Adi: The kernel for this book began a long time ago, with a sentence typed into my phone (early enough that it was probably an iphone 3 or so), about a writer hired to write about a couple’s break-up. I had wanted it to be about how love itself and writing about love are two different things, but the story itself was hazy and mostly nonsensical. So instead of being about the couple as it was when I first outlined, I started finding more of a story in the writer herself. And when I began writing in the main character, Lu’s, voice the story completely switched to one of heartbreak and writer’s block.
What character do you most relate to and why?
In this particular book about teenage love and heartache, it’s probably the best friend, Pete, who serves as the voice of snarky wisdom. I love my main character Lu, who I think is funnier than I am (I don’t know if this is me admitting to the magic of writing, how a character can outshine a writer, or if it’s just me being super conceited and thinking that a) I’m funny; b) my writing is funny). However, her heartbreak leads her to sometimes acts in not entirely advisable ways. Readers currently not going through heartbreak, and especially the stupid kind of heartbreak (we’ve all been there, though, right?) might want to shake her and scream: can’t you see what you’re doing is stupid?!? I know I did, even while writing her. Enter Pete, who wants to be supportive of his best friend and knows she’s going through a tough time, but still can’t help and throw some snark her way.
Why do you feel young adult books are so popular and have such a voice right now?
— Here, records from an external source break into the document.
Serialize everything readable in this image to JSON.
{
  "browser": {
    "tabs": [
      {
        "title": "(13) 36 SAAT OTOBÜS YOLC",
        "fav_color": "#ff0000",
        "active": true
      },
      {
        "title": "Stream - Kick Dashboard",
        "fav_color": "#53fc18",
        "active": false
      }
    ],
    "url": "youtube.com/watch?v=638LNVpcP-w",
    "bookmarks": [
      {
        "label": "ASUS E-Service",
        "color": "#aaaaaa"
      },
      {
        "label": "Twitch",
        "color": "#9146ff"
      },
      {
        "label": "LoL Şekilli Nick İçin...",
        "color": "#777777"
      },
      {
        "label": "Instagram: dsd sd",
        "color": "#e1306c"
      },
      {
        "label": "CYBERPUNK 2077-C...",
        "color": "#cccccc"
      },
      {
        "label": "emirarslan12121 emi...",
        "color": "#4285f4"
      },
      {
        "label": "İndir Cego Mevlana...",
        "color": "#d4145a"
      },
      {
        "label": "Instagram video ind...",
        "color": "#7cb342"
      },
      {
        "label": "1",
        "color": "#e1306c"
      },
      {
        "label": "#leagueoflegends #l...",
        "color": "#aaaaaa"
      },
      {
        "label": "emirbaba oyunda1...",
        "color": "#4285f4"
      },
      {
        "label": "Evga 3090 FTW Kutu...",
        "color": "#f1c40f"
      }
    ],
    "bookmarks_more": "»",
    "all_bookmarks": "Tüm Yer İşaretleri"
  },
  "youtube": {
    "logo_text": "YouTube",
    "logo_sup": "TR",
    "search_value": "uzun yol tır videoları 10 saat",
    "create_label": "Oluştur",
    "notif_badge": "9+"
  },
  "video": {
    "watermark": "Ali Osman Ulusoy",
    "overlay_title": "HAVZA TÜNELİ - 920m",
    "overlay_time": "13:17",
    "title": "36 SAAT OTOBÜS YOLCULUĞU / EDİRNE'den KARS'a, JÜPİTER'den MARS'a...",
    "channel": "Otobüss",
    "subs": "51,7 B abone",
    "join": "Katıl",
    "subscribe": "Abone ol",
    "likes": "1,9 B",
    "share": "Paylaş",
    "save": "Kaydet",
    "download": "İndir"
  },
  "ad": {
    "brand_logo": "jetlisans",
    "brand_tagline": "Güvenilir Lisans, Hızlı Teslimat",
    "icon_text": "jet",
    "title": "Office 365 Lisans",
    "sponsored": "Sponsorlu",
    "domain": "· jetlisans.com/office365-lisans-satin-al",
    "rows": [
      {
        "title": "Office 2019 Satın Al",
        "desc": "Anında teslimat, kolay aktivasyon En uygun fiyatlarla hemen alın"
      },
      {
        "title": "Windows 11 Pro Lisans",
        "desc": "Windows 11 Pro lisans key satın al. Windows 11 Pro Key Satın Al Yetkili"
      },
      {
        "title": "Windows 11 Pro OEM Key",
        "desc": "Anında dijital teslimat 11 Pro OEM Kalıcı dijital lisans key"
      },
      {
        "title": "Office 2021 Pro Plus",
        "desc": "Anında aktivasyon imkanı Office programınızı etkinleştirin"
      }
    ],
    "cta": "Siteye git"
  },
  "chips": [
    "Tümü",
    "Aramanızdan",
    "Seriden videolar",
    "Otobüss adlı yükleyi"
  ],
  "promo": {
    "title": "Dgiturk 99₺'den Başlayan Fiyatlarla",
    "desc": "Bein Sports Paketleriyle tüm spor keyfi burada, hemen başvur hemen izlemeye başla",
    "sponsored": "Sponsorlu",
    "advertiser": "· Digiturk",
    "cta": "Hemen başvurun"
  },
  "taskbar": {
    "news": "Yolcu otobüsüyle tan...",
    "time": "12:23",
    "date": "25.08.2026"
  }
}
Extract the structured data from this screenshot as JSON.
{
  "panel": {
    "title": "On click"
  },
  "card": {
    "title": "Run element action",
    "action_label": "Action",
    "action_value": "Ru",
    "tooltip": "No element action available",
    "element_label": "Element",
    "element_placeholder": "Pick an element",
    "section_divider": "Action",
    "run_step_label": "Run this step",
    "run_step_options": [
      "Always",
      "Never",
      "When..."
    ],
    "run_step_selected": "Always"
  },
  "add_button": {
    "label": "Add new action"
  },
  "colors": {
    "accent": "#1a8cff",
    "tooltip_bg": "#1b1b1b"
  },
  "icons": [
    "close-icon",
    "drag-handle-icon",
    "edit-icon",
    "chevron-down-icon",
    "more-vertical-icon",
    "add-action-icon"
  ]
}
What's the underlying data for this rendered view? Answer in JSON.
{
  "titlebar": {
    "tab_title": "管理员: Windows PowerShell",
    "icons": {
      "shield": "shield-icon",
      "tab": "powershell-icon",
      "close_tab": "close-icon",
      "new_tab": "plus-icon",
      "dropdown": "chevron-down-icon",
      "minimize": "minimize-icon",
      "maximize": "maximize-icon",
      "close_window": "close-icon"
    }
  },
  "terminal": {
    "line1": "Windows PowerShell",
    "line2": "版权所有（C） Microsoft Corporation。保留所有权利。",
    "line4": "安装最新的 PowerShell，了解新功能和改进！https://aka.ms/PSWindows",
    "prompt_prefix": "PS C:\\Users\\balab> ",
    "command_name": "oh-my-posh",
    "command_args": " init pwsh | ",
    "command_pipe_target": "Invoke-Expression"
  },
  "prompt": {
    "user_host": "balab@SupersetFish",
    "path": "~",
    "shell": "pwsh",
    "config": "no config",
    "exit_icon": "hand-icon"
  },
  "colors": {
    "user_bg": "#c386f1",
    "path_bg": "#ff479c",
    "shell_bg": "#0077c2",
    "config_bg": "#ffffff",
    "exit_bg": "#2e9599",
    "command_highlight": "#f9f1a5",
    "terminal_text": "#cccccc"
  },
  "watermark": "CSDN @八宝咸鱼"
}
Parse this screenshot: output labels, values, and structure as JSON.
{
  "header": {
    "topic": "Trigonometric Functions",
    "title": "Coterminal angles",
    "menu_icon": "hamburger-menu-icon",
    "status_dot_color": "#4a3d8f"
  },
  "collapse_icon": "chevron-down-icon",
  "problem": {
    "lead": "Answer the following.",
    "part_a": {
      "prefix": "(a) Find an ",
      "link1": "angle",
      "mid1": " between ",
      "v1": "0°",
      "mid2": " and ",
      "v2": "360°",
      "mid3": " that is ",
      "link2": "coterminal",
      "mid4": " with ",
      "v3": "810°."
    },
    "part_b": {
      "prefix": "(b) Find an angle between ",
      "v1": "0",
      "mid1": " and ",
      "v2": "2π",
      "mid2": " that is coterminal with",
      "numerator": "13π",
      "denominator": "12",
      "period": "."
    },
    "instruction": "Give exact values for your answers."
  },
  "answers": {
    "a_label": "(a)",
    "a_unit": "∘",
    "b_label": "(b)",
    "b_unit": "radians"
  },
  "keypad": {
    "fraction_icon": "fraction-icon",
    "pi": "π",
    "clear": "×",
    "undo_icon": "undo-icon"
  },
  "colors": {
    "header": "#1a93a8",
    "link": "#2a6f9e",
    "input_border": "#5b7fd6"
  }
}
What’s your favorite young adult author?
Because young adult books do a fantastic job of resonating with their audience. With teenagers, with people who were once teenagers, with underrepresented voices hungry to see themselves in books, with people in need of great fantasy, great contemporary romance, great compelling social commentary, great prose.
I don’t know if I can pick one favorite young adult author. For sure one of my favorite young adult books is The Strange and Beautiful Sorrows of Ava Lavender by Leslye Walton. Other authors whose books I’ve loved: Dana L. Davis, Jason Reynolds, David Arnold, Stephanie Perkins.
Please describe the content of your latest book and what can readers expect from the read.
Lu writes a love and relationship column for a hip online teen magazine. That is, until her boyfriend breaks up with her the summer before college, and the ensuing heartbreak comes along with a debilitating case of writer’s block. The weeks go by and Lu’s editor emails her to say she has to turn in a new piece or risk losing her job, and the scholarship that is tied to it. When she eavesdrops on a couple clearly on the verge of a break-up, she decides that the cure to her writer’s block is to write about this particular couple, eventually leading her to get tangled up in their lives.
What’s next for you in the book world?
I’ve got two announced projects that I’m currently working on and very excited about. I’m editing a YA anthology, COME ON IN, which centers stories of immigration by immigrant or first-generation authors. And I’m currently revising my next YA novel, title TBD, which is a mix between Breakfast Club and Bel Canto, about a girl who chains herself to the doors of her school as an environmental protest. Both books will be out in 2020.
What’s your favorite writing method that you follow for inspiration?
I don’t know how much of a ‘method’ I really follow. I often like to outline books in a three act structure before I write them, but that’s not always the case, and I wouldn’t necessarily call that inspiration. Inspiration itself comes randomly and unpredictably, while you are busy trying to get the work done.